Among the barriers are the short-term contracts that make it difficult to tap into the value of software that allows incremental improvements over time based on the experience gained from drilling many wells. Safety can also be a benefit, but how do you measure it? “It is hard to put a value on the mistake that does not happen because there are procedural limits in place,” Cuku said.
An example of a working automation-technology partnership has been Hess’ multiyear relationship with Nabors, which has included customer support for Nabors automation development program.
While the speakers at the panel sessions talked about new contract models that share risks and rewards among operators, drillers, and service companies, Isbell said the company’s deal with Nabors is pretty basic.
“What is in our contract would not be surprising to anyone,” Isbell said.
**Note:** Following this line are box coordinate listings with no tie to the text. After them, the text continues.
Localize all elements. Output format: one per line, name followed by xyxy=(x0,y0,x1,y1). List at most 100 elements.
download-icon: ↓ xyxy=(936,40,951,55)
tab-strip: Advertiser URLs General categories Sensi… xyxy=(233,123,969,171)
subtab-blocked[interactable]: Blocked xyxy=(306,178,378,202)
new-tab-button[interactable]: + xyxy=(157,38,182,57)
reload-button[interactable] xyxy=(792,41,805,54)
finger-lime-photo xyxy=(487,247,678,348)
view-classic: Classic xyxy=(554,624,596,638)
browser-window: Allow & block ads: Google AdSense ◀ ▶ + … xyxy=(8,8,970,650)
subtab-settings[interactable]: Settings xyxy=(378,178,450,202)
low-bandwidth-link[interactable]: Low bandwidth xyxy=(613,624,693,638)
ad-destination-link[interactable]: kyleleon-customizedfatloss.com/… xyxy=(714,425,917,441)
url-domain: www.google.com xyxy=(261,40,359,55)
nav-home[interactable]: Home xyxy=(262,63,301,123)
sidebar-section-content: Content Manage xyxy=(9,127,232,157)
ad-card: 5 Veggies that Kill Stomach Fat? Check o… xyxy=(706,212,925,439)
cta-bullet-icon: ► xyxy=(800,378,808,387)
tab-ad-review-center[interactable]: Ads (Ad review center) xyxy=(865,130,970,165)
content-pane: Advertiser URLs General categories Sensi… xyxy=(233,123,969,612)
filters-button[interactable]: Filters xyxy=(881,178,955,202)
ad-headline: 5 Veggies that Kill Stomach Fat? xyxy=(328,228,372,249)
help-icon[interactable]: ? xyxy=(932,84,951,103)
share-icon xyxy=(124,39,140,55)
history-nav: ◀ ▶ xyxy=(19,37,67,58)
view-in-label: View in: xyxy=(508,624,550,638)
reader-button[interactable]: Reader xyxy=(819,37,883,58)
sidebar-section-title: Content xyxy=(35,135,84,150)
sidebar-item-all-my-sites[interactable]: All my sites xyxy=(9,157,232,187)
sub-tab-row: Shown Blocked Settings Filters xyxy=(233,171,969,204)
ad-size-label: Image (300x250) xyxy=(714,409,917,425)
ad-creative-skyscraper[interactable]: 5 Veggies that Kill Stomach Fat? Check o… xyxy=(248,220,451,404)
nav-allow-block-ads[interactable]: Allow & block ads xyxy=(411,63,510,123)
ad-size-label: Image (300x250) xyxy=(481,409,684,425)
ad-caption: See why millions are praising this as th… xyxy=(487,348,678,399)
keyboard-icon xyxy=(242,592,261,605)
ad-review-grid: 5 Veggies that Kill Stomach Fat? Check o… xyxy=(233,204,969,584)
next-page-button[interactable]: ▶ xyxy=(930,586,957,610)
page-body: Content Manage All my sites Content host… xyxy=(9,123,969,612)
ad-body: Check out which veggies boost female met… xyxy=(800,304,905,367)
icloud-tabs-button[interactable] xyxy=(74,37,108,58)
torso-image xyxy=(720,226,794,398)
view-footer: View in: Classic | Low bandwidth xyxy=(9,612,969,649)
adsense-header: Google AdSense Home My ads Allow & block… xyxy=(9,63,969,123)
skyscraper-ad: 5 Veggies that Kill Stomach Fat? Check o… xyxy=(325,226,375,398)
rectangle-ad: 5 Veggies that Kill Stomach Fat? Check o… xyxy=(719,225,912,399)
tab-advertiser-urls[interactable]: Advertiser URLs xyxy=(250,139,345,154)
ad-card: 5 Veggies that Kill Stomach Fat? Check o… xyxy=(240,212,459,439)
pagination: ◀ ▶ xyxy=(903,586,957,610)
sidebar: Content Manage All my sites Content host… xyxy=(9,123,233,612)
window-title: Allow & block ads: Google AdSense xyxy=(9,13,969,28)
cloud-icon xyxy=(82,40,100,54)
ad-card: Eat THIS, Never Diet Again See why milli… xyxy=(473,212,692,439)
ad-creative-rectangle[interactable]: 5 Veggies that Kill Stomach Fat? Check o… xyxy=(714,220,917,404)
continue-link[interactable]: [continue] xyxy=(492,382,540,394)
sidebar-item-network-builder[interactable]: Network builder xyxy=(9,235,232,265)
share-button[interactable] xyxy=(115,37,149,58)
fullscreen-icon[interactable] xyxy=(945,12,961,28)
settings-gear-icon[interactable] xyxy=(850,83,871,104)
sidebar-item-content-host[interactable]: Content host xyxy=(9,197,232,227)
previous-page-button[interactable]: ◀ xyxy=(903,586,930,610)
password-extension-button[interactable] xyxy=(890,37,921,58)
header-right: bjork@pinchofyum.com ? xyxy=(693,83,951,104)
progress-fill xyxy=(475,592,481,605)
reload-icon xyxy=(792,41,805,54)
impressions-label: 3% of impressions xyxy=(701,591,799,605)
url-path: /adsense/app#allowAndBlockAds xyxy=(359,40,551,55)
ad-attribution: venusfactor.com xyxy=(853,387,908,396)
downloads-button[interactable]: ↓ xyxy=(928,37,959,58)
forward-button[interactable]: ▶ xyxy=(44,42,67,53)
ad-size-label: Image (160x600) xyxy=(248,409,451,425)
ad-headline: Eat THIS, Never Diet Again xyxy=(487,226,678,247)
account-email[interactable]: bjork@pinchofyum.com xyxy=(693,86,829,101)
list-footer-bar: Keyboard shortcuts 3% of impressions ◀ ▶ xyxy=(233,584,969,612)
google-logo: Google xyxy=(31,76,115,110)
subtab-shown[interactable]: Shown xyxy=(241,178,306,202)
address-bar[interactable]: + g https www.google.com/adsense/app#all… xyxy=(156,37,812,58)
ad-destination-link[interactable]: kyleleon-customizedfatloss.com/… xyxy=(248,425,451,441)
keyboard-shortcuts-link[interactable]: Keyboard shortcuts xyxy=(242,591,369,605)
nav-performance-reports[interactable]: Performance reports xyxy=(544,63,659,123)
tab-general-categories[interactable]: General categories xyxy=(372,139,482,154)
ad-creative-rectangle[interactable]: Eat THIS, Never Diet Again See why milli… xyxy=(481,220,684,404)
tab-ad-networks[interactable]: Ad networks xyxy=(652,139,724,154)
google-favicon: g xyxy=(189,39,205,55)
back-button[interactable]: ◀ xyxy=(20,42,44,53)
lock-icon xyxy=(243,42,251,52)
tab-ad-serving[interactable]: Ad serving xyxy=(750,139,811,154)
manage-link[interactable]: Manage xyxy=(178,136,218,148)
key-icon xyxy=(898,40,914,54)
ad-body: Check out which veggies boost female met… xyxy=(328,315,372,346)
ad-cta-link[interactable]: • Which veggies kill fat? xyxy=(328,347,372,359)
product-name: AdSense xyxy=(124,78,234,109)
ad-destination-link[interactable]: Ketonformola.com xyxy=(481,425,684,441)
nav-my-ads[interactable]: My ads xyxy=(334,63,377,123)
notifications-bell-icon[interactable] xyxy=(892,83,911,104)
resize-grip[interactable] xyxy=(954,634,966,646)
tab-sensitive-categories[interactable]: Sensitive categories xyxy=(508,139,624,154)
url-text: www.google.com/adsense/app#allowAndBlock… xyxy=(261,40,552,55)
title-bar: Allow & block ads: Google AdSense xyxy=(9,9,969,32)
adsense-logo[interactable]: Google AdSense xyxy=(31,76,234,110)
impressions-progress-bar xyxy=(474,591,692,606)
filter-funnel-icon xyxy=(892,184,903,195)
It does include rewards for top-quartile performance, which is common in its service contracts.
The partnership is part of a drilling improvement program that has integrated Nabors rig leaders into the process. “We have made some investments, (and) we have some skin in the game on key metrics going forward,” Isbell said.
While service companies want to be paid for improved performance, some of the ideas offered for doing so are unpalatable.
One is the fixed-priced turnkey deal. That approach rewards a service provider willing to take the considerable risk of cost overruns if they are confident they can do the job cheaper.
Schlumberger has invested heavily in automation and discovered ways to improve performance. Based on its experience, Schlumberger engineers have some different ideas about what drilling parameters to use.
“If we are using a performance model, let’s have a conversation on (drilling) limits,” said Rodrigo Gallo, drilling automation champion at Schlumberger. The problem was, when Schlumberger said it needed to set the drilling parameters, the operator responded, “No, no, no, that is my well,” he said.
A long-term deal that locks in a rate formula based on the current low day rates is also a problem. “Given the low rates now it is a weird time to lock in rates,” Cuku said.
Despite the low pay, Olesen said: “Automation technology will continue moving forward no matter what.”